Repeat as necessary. Key takeaways: do not become angry (you control your reaction to her, she does not control you), and disengage when necessary.
Anonymous
Anonymous wrote:Do not get worked up. She brings up a topic you've already made clear is off limits or you feel is inappropriate, say, "mom, I do not want to discuss that." If she keeps going, again, firm but neutral voice (NOT angry/worked up), "mom, I said we are not discussing that." If she keeps going, "mom, I'd live to talk to you about other issues, but since that isn't possible right now*, I am going to hang up. I love you and will talk to you again soon." Then hang up.

*not "because you can't do that right now" (firm, neutral, no blame)

Repeat as necessary. Key takeaways: do not become angry (you control your reaction to her, she does not control you), and disengage when necessary.


This id really good. And I'll add that you have to give up on making her understand where you are coming from. Just give it up. Let it go. There is no magical combination of words that -- if you try hard enough, and find it -- will get her to understand and agree with you on any of this. I'm not talking about the politics, but that this pattern of interaction is unhealthy.

You can't convince her, but you can set clear boundaries. It will be painful and weird for awhile, but it will eventually become the new normal. If you are consistent every time with the boundaries, it will get better.
Anonymous
Your mom and my mom should meet for coffee and talk politics and rant about how ignorant you and I are! My mom does some of those things. I am learning to change the subject calmly or say "we need to agree to disagree." She might then say "you are too sensitive" to which I respond calmly "Oh look at the time, I need to do X, y , z." My mother is downright insufferable and I realize she is flawed and has some very disturbing and selfish views. I still love her for the good qualities.

You have to either tune her out, change the subject or get out. Don't reinforce it. Reacting too much reinforces her nuttiness.
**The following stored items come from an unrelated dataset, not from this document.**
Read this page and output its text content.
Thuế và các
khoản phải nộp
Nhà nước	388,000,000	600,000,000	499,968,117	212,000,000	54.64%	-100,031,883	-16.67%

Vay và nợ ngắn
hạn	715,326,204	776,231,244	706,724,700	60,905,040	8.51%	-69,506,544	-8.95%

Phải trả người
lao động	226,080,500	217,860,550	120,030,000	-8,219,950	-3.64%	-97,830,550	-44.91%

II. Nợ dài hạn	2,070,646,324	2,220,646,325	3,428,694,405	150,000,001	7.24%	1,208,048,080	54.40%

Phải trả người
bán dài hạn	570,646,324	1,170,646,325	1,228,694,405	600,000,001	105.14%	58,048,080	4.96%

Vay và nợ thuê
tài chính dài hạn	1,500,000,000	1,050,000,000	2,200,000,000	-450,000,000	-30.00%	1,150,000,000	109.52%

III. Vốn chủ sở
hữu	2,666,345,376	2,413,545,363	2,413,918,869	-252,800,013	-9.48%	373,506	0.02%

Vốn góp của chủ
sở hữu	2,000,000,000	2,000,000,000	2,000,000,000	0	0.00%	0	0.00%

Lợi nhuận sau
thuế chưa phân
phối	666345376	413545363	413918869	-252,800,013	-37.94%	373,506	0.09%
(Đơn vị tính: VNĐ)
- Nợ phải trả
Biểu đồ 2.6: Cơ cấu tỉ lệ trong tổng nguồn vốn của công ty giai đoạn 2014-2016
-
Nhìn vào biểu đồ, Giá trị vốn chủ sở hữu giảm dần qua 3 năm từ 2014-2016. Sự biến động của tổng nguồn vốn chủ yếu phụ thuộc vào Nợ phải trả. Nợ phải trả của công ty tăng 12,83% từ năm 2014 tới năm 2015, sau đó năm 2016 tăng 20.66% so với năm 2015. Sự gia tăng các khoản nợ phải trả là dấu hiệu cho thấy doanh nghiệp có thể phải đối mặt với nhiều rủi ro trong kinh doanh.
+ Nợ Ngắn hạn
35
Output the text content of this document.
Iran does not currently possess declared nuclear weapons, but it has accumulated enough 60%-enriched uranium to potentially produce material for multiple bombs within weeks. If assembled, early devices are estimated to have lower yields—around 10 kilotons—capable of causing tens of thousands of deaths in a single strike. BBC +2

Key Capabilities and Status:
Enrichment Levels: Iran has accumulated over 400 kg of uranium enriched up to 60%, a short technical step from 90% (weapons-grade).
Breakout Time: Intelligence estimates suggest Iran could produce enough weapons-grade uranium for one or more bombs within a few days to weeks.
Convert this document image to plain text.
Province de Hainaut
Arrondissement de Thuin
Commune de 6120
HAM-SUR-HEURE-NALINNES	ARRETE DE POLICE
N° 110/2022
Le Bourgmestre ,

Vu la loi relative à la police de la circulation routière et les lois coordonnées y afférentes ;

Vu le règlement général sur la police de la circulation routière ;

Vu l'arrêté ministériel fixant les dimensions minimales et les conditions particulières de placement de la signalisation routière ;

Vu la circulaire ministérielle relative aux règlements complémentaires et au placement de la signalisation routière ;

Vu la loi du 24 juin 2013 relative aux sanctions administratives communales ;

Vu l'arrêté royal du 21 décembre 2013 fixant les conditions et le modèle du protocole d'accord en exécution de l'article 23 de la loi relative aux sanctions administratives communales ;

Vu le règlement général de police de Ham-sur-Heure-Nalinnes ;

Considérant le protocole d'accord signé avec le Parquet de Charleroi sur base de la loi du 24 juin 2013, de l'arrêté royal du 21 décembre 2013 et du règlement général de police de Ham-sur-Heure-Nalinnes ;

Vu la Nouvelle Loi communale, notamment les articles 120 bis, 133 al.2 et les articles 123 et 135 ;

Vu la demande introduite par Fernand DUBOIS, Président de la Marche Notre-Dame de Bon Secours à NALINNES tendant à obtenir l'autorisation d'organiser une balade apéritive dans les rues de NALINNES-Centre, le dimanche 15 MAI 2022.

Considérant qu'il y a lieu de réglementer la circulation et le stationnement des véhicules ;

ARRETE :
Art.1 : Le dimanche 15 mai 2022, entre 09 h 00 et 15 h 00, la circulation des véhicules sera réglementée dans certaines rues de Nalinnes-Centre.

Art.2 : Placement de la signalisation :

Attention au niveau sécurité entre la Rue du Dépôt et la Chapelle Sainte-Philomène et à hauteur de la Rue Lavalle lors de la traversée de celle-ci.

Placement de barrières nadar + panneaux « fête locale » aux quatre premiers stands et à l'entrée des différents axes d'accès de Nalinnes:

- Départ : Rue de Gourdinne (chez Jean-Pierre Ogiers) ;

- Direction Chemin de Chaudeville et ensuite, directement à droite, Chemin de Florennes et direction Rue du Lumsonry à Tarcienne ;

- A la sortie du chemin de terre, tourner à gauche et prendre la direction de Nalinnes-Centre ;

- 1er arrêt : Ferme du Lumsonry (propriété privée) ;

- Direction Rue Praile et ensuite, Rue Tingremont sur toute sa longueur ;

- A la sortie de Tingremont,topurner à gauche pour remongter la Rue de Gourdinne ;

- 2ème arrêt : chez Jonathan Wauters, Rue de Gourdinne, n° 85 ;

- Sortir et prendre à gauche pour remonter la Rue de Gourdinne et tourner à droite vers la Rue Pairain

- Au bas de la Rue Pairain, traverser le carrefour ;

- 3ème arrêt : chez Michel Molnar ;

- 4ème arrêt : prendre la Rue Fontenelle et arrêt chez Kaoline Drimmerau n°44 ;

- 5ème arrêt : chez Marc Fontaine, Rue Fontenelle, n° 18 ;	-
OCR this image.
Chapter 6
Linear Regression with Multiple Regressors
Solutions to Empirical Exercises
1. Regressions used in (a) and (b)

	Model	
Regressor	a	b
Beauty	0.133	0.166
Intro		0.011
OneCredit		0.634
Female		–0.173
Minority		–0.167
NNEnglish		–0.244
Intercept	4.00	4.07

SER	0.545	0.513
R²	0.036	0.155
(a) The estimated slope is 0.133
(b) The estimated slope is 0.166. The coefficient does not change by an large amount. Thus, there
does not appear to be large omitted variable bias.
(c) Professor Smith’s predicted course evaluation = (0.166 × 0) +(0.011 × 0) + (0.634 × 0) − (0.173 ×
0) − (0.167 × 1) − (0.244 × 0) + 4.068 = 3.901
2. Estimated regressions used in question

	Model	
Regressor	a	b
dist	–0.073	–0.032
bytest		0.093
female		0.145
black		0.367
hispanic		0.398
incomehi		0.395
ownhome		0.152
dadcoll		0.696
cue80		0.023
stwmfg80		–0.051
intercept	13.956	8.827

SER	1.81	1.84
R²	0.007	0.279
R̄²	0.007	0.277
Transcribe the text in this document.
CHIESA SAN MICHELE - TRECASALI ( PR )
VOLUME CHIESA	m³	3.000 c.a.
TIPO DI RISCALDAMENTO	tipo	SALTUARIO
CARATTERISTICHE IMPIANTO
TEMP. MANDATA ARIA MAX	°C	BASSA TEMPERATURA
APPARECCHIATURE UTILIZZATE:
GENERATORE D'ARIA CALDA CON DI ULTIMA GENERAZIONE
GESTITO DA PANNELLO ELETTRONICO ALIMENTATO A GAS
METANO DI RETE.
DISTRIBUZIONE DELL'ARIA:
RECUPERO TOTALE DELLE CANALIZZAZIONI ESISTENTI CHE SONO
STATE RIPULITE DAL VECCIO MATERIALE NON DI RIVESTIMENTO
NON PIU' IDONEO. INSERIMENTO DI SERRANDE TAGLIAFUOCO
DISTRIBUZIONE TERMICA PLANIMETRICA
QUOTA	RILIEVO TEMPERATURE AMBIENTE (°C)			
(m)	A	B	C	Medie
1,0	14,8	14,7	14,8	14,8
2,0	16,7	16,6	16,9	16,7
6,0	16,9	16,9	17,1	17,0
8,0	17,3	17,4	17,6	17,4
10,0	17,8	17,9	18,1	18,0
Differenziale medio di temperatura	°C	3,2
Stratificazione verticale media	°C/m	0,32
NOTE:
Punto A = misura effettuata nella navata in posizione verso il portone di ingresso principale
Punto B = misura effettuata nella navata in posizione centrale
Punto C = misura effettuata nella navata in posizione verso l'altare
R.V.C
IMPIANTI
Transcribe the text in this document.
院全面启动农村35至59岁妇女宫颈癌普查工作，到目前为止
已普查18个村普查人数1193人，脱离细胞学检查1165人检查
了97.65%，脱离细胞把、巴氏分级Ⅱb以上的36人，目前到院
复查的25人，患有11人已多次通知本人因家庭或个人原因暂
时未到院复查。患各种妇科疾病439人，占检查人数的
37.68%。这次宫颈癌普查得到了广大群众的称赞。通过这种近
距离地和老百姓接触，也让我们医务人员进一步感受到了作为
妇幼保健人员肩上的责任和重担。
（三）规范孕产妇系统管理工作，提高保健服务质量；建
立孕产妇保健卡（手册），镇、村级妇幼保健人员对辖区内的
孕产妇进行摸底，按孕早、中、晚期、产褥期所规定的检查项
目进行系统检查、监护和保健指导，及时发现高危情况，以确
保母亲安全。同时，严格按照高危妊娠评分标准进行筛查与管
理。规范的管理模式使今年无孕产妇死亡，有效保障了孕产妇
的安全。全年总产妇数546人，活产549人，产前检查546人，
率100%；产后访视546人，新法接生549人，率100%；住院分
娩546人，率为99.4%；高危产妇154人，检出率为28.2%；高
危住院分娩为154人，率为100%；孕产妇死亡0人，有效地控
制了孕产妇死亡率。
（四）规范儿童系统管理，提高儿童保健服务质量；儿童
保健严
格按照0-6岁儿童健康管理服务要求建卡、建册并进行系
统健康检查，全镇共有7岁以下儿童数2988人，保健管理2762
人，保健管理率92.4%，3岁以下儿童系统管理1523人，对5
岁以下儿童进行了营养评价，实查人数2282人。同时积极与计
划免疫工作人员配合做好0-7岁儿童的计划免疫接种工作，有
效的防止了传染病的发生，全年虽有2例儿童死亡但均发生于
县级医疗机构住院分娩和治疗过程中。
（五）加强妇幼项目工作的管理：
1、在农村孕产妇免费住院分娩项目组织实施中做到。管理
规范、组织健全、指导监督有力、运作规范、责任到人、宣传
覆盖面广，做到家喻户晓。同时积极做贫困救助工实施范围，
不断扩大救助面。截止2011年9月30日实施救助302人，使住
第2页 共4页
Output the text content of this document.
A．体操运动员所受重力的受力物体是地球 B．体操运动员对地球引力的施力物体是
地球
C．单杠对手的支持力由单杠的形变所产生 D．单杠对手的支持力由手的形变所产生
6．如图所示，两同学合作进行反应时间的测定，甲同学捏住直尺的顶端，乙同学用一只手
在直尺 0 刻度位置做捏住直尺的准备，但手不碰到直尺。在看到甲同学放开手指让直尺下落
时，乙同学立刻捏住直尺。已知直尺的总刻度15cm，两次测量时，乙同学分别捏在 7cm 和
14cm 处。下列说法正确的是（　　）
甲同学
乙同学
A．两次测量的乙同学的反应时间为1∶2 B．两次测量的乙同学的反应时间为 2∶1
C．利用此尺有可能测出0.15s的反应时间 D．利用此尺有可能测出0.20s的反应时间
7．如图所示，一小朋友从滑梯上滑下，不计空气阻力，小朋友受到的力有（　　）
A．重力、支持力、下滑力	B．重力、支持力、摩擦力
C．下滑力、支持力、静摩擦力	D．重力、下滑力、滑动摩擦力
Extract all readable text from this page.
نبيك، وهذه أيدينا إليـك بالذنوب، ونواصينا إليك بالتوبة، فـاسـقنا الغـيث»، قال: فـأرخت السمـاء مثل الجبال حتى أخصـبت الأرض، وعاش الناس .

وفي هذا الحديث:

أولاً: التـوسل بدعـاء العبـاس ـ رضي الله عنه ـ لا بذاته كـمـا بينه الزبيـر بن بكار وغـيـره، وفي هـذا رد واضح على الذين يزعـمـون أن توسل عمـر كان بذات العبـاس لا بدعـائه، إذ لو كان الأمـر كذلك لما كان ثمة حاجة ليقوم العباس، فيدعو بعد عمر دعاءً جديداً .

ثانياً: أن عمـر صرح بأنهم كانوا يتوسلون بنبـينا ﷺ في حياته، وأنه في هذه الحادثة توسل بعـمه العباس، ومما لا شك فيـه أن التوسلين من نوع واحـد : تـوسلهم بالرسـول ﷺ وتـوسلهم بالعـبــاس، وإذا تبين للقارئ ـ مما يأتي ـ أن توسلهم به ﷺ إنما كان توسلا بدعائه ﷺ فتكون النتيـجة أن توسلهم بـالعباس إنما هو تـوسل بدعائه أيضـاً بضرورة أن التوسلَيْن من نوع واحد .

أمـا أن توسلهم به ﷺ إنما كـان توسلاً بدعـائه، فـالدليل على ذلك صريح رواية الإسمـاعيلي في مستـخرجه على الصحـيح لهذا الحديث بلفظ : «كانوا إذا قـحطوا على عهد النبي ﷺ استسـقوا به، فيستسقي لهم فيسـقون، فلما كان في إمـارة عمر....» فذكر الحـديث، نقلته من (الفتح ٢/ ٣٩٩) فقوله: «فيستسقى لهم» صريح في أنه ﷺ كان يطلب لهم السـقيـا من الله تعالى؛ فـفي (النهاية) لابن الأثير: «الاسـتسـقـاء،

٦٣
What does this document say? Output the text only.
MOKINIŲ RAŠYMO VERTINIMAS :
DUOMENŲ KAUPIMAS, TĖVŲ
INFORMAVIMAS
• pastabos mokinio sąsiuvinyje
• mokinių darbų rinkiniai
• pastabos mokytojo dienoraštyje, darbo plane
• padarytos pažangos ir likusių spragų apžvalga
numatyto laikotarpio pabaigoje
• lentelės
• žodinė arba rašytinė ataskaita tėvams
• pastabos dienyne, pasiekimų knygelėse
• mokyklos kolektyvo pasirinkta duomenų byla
I sometimes get a really zoned out look and use a flat voice to say "mmm. uh huh." and then sometimes she gets angry I won't do more. Detach from it. See the humor in her rants. Do whatever you need to do so it isn't personal. Maybe sing "let it go" in your head.
Anonymous
I learned this skill with my MIL and it has proved really useful. Just say your request very directly and very simply, no emotion. “Mom, I don’t want to get into politics with you. Please don’t bring it up.” Change subject to something completely neutral and benign. As a rule, keep her at arm’s length, share as little as possible, but always be polite, civil, kind. Always direct conversation to something neutral like weather or gardening.

She wants the drama-to get a rise-don’t give it. Be totally boring. Over time she will learn, but it takes time.